Sergio Lombardo, Luciano Pistoi, Sergio Casoli… i flash
Artisti, attivisti, militanti, simpatizzanti. Li abbiamo studiati abbastanza, ricordati abbastanza, capiti abbastanza?
Me lo chiedo mentre in queste tracce e indizi che Pietroiusti lancia come Pollicino, galleggiano le immagini di una comunità che oggi forse ha dimenticato di esserlo. Quando? Probabilmente a pag. 107, lì dove si legge nella scheda del lavoro “Venerdì 17” , 1984:
«I primi anni ’80 sono caratterizzati, come è noto, dal ritorno alla specificità dell’oggetto-opera (la pittura), al prestigio dello spazio espositivo deputato (galleria-museo), alla valorizzazione economica (il mercato): Il piccolo gruppo Jarkatror era in questo contesto decisamente minoritario e piuttosto isolato…»
Eppure… l’ultimo giorno di socialità non parlavo con un artista isolato ma con il presidente del CDA del Palaexpo, una delle aziende culturali più importanti della capitale.
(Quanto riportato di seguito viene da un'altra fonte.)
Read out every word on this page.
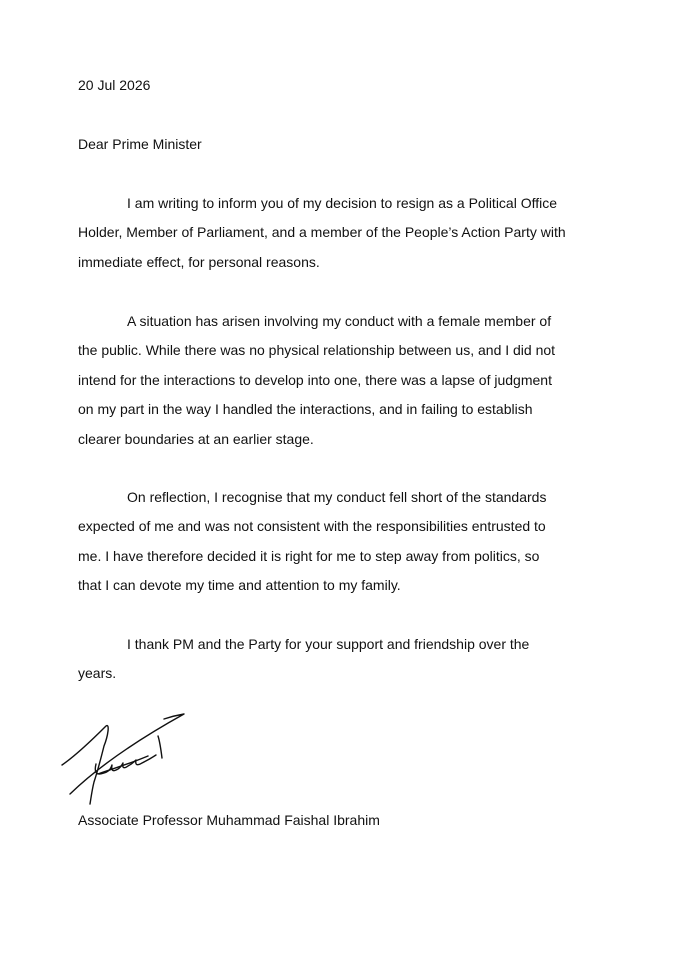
20 Jul 2026
Dear Prime Minister

I am writing to inform you of my decision to resign as a Political Office
Holder, Member of Parliament, and a member of the People’s Action Party with
immediate effect, for personal reasons.

A situation has arisen involving my conduct with a female member of
the public. While there was no physical relationship between us, and I did not
intend for the interactions to develop into one, there was a lapse of judgment
on my part in the way I handled the interactions, and in failing to establish
clearer boundaries at an earlier stage.

On reflection, I recognise that my conduct fell short of the standards
expected of me and was not consistent with the responsibilities entrusted to
me. I have therefore decided it is right for me to step away from politics, so
that I can devote my time and attention to my family.

I thank PM and the Party for your support and friendship over the
years.

Associate Professor Muhammad Faishal Ibrahim
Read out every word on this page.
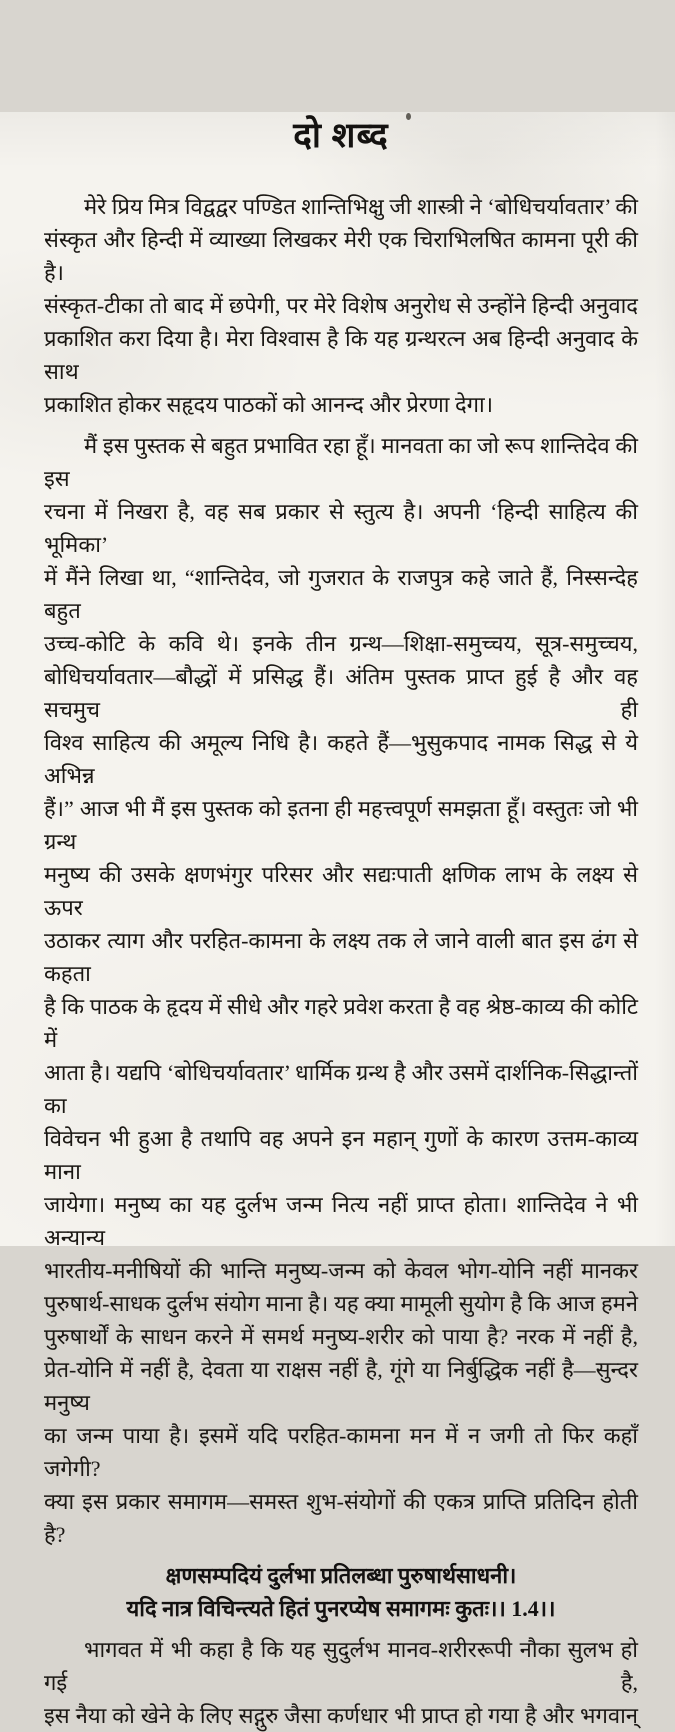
दो शब्द
मेरे प्रिय मित्र विद्वद्वर पण्डित शान्तिभिक्षु जी शास्त्री ने ‘बोधिचर्यावतार’ की
संस्कृत और हिन्दी में व्याख्या लिखकर मेरी एक चिराभिलषित कामना पूरी की है।
संस्कृत-टीका तो बाद में छपेगी, पर मेरे विशेष अनुरोध से उन्होंने हिन्दी अनुवाद
प्रकाशित करा दिया है। मेरा विश्वास है कि यह ग्रन्थरत्न अब हिन्दी अनुवाद के साथ
प्रकाशित होकर सहृदय पाठकों को आनन्द और प्रेरणा देगा।
मैं इस पुस्तक से बहुत प्रभावित रहा हूँ। मानवता का जो रूप शान्तिदेव की इस
रचना में निखरा है, वह सब प्रकार से स्तुत्य है। अपनी ‘हिन्दी साहित्य की भूमिका’
में मैंने लिखा था, “शान्तिदेव, जो गुजरात के राजपुत्र कहे जाते हैं, निस्सन्देह बहुत
उच्च-कोटि के कवि थे। इनके तीन ग्रन्थ—शिक्षा-समुच्चय, सूत्र-समुच्चय,
बोधिचर्यावतार—बौद्धों में प्रसिद्ध हैं। अंतिम पुस्तक प्राप्त हुई है और वह सचमुच ही
विश्व साहित्य की अमूल्य निधि है। कहते हैं—भुसुकपाद नामक सिद्ध से ये अभिन्न
हैं।” आज भी मैं इस पुस्तक को इतना ही महत्त्वपूर्ण समझता हूँ। वस्तुतः जो भी ग्रन्थ
मनुष्य की उसके क्षणभंगुर परिसर और सद्यःपाती क्षणिक लाभ के लक्ष्य से ऊपर
उठाकर त्याग और परहित-कामना के लक्ष्य तक ले जाने वाली बात इस ढंग से कहता
है कि पाठक के हृदय में सीधे और गहरे प्रवेश करता है वह श्रेष्ठ-काव्य की कोटि में
आता है। यद्यपि ‘बोधिचर्यावतार’ धार्मिक ग्रन्थ है और उसमें दार्शनिक-सिद्धान्तों का
विवेचन भी हुआ है तथापि वह अपने इन महान् गुणों के कारण उत्तम-काव्य माना
जायेगा। मनुष्य का यह दुर्लभ जन्म नित्य नहीं प्राप्त होता। शान्तिदेव ने भी अन्यान्य
भारतीय-मनीषियों की भान्ति मनुष्य-जन्म को केवल भोग-योनि नहीं मानकर
पुरुषार्थ-साधक दुर्लभ संयोग माना है। यह क्या मामूली सुयोग है कि आज हमने
पुरुषार्थों के साधन करने में समर्थ मनुष्य-शरीर को पाया है? नरक में नहीं है,
प्रेत-योनि में नहीं है, देवता या राक्षस नहीं है, गूंगे या निर्बुद्धिक नहीं है—सुन्दर मनुष्य
का जन्म पाया है। इसमें यदि परहित-कामना मन में न जगी तो फिर कहाँ जगेगी?
क्या इस प्रकार समागम—समस्त शुभ-संयोगों की एकत्र प्राप्ति प्रतिदिन होती है?
क्षणसम्पदियं दुर्लभा प्रतिलब्धा पुरुषार्थसाधनी।
यदि नात्र विचिन्त्यते हितं पुनरप्येष समागमः कुतः।। 1.4।।
भागवत में भी कहा है कि यह सुदुर्लभ मानव-शरीररूपी नौका सुलभ हो गई है,
इस नैया को खेने के लिए सद्गुरु जैसा कर्णधार भी प्राप्त हो गया है और भगवान्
E non mi sfuggiva l’eccezionalità del doppio incarico.
UN CERTO NUMERO DI COSE
Eppure… il libro che ho tra le mani è pubblicato da Nero che nasce per sfida alla fine del 2004 come una free press di 30mila copie battezzata da uno degli unici lavori di “pittura” di Pietroiusti (vedi pag.189) .
Eppure uno di quei ragazzi del 2004 che fondarono NERO è Luca Lo Pinto che in qualità di neo-direttore sta per fare del Macro “Un museo d’immaginazione preventiva”, articolato e organizzato come una rivista, che aprirà in autunno quando, se ci saremo risvegliati dall’incubo, ne avremo bisogno di immaginazione perché chissà come ci sveglieremo, chissà cosa saremo …
Ma qualsiasi cosa saremo varrebbe la pena di tenere a mente “Un certo numero di cose” nate in una comunità dell’arte che in qualche modo esiste, se quelle due foto scattate più di sessant’anni fa, probabilmente lo stesso giorno, nello stesso luogo si sono ritrovate qui, proprio su questo sito.